For Lua, I would like her to
[break the eff up with her very creepy boyfriend] have some jigsaw puzzles of varying difficulty. She's very bright and deserves the challenge.

[And now the tough one.] For Dylan, I would like him to have a picture of his parents. His desk could use some more clutter besides the ones he already owns, and family is very important.

For Charles and Erik, give them some very strong Vedran wine and a note saying, "Because I know you need it." The same for Angua.

Anyone else I will get gifts for at the first opportunity.


[Letter to Una | Text]

[A letter dropped over the railing of the boat in hopes that it might reach her.]

To the insufferable Miss Persson,

 Stated, of course, with all the affection in the world. There's been a space missing in my life since the day we said good-bye. I still notice that I don't wake to the sound of you singing in the shower in the next room, and that the smell of perfume has faded to memory on the scarf you left me. I'm back aboard the Barge temporarily as a favor to Braxiatel and now to T'Pol and I comment often on how much I despise the ship. Honestly, though you'll never get me to admit it in the middle of a good rant, many of those terrible hateful thoughts are favorably tainted with your soft sweater or having your company afterwards.

 It feels as though it's been forever since I've last seen you, and while I can let go of things that I can't change, I don't think I can stop loving them for what they are. To know that you're out there somewhere and much happier for being on your own, being the woman that so many admired and I was all too fortunate to have for a short time, I believe is enough to carry me through.

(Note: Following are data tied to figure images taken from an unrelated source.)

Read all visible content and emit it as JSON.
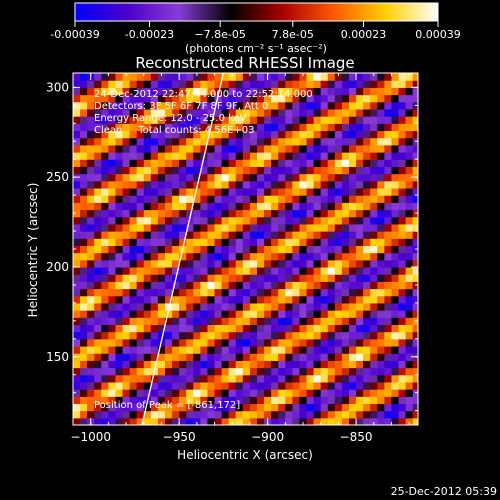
{
  "chart_data": {
    "type": "heatmap",
    "title": "Reconstructed RHESSI Image",
    "xlabel": "Heliocentric X (arcsec)",
    "ylabel": "Heliocentric Y (arcsec)",
    "xlim": [
      -1010,
      -815
    ],
    "ylim": [
      112,
      308
    ],
    "x_ticks": [
      -1000,
      -950,
      -900,
      -850
    ],
    "y_ticks": [
      150,
      200,
      250,
      300
    ],
    "colorbar": {
      "range": [
        -0.00039,
        0.00039
      ],
      "ticks": [
        -0.00039,
        -0.00023,
        -7.8e-05,
        7.8e-05,
        0.00023,
        0.00039
      ],
      "tick_labels": [
        "-0.00039",
        "-0.00023",
        "−7.8e-05",
        "7.8e-05",
        "0.00023",
        "0.00039"
      ],
      "units": "(photons cm⁻² s⁻¹ asec⁻²)",
      "colormap": [
        "#0000ff",
        "#4a00cc",
        "#8a3ad8",
        "#000000",
        "#aa0000",
        "#ff5a00",
        "#ffd000",
        "#ffffff"
      ]
    },
    "annotations": {
      "time": "24-Dec-2012 22:47:44.000 to 22:52:14.000",
      "detectors": "Detectors: 3F 5F 6F 7F 8F 9F, Att 0",
      "energy": "Energy Range: 12.0 - 25.0 keV",
      "clean": "Clean     Total counts: 4.56E+03",
      "peak": "Position of Peak = [-861,172]"
    },
    "peak_position": [
      -861,
      172
    ],
    "limb_line": [
      [
        -971,
        112
      ],
      [
        -925,
        308
      ]
    ],
    "pattern": {
      "description_values": "diagonal fringe ridges of positive flux",
      "slope_y_per_x": 0.54,
      "ridge_spacing_y": 28,
      "pixel_size_arcsec": 4
    },
    "footer": "25-Dec-2012 05:39"
  }
}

 Braxiatel is well, and Anisette is healthy and intelligent. I have found Dylan again through the Barge and he has been successful where I failed, just as I always hoped. It's nice to be shown that the one time that I had blind faith in someone I was not let down and despite everything he found it within him to forgive me and even care about me again. That's so much more than I thought would be possible. I may not ever be able to look past my mistakes or live without dedicating myself to correcting them, but now I know that correcting them is possible and I can live a more successful and productive life for it.

 Yet your absence is still felt, your love is still valued, and I hope the next time you have a chance you sit down and play a game of Go with me in mind (and steal one of your opponent's stones while you're at it). Take care of yourself, and I'll see you around the universe.

Still yours,
Collector Gaheris Rhade


[Open Spam]

[Compared to immediately after the hotel, Rhade is in a much better mood (as good a mood as a cynical Nietzschean can ever be in). He's not minding company in his room again, walking with more of a stride, and generally getting more around the ship than he usually does. Even taking time to make a healthy stack of snowballs on the deck in hopes that he can start launching them at particular tiny Time Lords that might appear and be convenient to aim at.

That's where he ends up waiting the longest, hunkered down and waiting in a long coat with sleeves tailored to his boneblades. Were he a big cat again, his tail would be twitching to and fro.]